Не разумнее ли, не полезнее ли для всех и для него позволить корням глубже войти в уральскую заводскую почву? Воскресная газета началась как рекламное издание, как баловство, безобидно смешащее читающую публику, а стала теперь и четырехстраничной площадкой, на которой можно выступать, публикуя уральские предания, легенды, самобытные побывальщины со слов «златошвейных» старух, словесных чеканщиков, унаследовавших от полулегендарного «Бабая-Краснобая» жаркую удаль речевого литья.
Вениамин Викторович уже опубликовал в акинфинской хромолитотипографии стостраничную книжицу под озорным названием «Тары-бары-растабары на завалинке». Книгу на корню купили книготорговцы обеих столиц. Строганову пришлось еще допечатывать на бумаге верже пяток тысяч в холщовом переплете и полтысчонки в сафьяновом. Эти дарственные и сюрпризные книги рассылал он сам по почте, от имени фиктивного издателя, каким за небольшую мзду назвалась всеядная Касса.
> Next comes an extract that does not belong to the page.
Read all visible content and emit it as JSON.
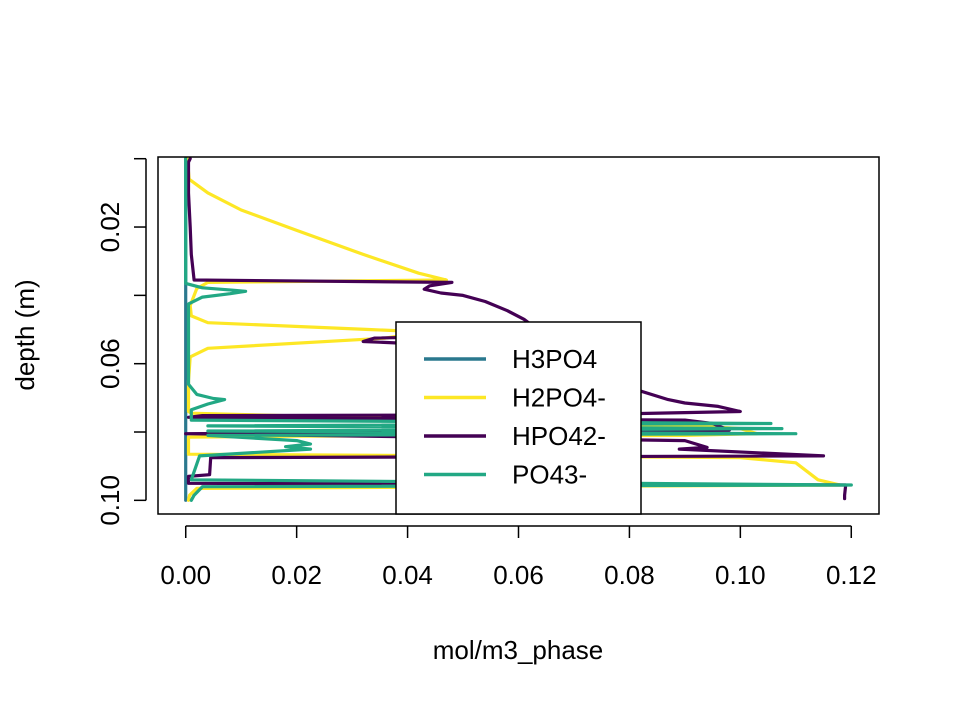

Хорошую и притом честную сумму положил Строганов в той же Кассе на свой долговременный счет, с повышенным процентом, как «номерной». Он значился служащим фирмы, как «беловой редактор» всех фирменных наставлений, руководств и реклам. Это давало сто рублей в месяц, и никакого сидения в конторе.
Спрашивается: зачем искать худа от добра? Но это еще малозначительный, привязной мотив. Были еще два. На Урале у Строганова исчезла нехорошая предвестница чахотки — частая сухая кашливость. Но и это пусть веская, но не решающая гиря на чаше весов его внутреннего равновесия.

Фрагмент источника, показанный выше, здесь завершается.